It just creates a default Disassembler object, sets its search heuristics to the value specified in the SgFile node above the interpretataion (presumably the value set with ROSE's "-rose:disassembler_search" switch), and invokes the disassemble() method.
| void Disassembler::set_partitioner | ( | class Partitioner * | p | ) | [inline] |
Specifies the instruction partitioner to use when partitioning instructions into functions.
If none is specified then a default partitioner will be constructed when necessary.
| class Partitioner* Disassembler::get_partitioner | ( | ) | const [inline] |
Returns the partitioner object set by set_partitioner().
| void Disassembler::set_search | ( | unsigned | bits | ) | [inline] |
Specifies the heuristics used when searching for instructions.
The bits argument should be a bit mask of SearchHeuristic bits.
| unsigned Disassembler::get_search | ( | ) | const [inline] |
Returns a bit mask of SearchHeuristic bits representing which heuristics would be used when searching for instructions.
| void Disassembler::set_wordsize | ( | size_t | ) |
Specifies the word size for the SEARCH_WORDS heuristic.
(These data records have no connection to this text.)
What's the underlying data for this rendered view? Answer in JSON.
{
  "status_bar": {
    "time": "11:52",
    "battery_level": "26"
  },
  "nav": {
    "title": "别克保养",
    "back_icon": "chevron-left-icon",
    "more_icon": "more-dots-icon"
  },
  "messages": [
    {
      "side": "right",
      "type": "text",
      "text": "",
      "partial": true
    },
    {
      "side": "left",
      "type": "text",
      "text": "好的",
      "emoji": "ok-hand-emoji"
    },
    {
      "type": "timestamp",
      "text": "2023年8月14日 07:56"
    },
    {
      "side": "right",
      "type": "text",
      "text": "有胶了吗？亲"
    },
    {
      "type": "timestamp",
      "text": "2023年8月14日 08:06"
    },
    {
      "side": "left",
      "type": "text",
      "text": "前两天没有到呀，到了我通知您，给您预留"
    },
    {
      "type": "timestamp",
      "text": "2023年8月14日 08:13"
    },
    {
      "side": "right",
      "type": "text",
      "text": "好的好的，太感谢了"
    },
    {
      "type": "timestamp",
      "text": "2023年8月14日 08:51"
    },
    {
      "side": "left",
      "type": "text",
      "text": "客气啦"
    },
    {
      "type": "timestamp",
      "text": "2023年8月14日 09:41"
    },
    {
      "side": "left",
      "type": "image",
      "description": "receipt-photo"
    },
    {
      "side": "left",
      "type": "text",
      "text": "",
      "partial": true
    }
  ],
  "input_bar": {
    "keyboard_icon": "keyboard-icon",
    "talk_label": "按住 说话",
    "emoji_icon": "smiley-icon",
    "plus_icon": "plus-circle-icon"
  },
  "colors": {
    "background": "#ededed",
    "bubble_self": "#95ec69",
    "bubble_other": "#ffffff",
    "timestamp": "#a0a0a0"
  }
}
The default is based on the word size of the file header used when the disassembler is constructed.
| size_t Disassembler::get_wordsize | ( | ) | const [inline] |
Returns the word size used by the SEARCH_WORDS heuristic.
| void Disassembler::set_alignment | ( | size_t | ) |
Specifies the alignment for the SEARCH_WORDS heuristic.
The value must be a natural, postive power of two. The default is determined by the subclass (e.g., x86 would probably set this to one since instructions are not aligned, while ARM would set this to four.
| size_t Disassembler::get_alignment | ( | ) | const [inline] |
Returns the alignment used by the SEARCH_WORDS heuristic.
| void Disassembler::set_sex | ( | SgAsmExecutableFileFormat::ByteOrder | sex | ) | [inline] |
Specifies the byte order for the SEARCH_WORDS heuristic.
The default is based on the byte order of the file header used when the disassembler is constructed.
| SgAsmExecutableFileFormat::ByteOrder Disassembler::get_sex | ( | ) | const [inline] |
Returns the byte order used by the SEARCH_WORDS heuristic.
| void Disassembler::set_debug | ( | FILE * | f | ) | [inline] |
Sends disassembler diagnostics to the specified output stream.
Null (the default) turns off debugging.
| FILE* Disassembler::get_debug | ( | ) | const [inline] |
Returns the file currently used for debugging; null implies no debugging.
| size_t Disassembler::get_ndisassembled | ( | ) | const [inline] |
Returns the number of instructions successfully disassembled.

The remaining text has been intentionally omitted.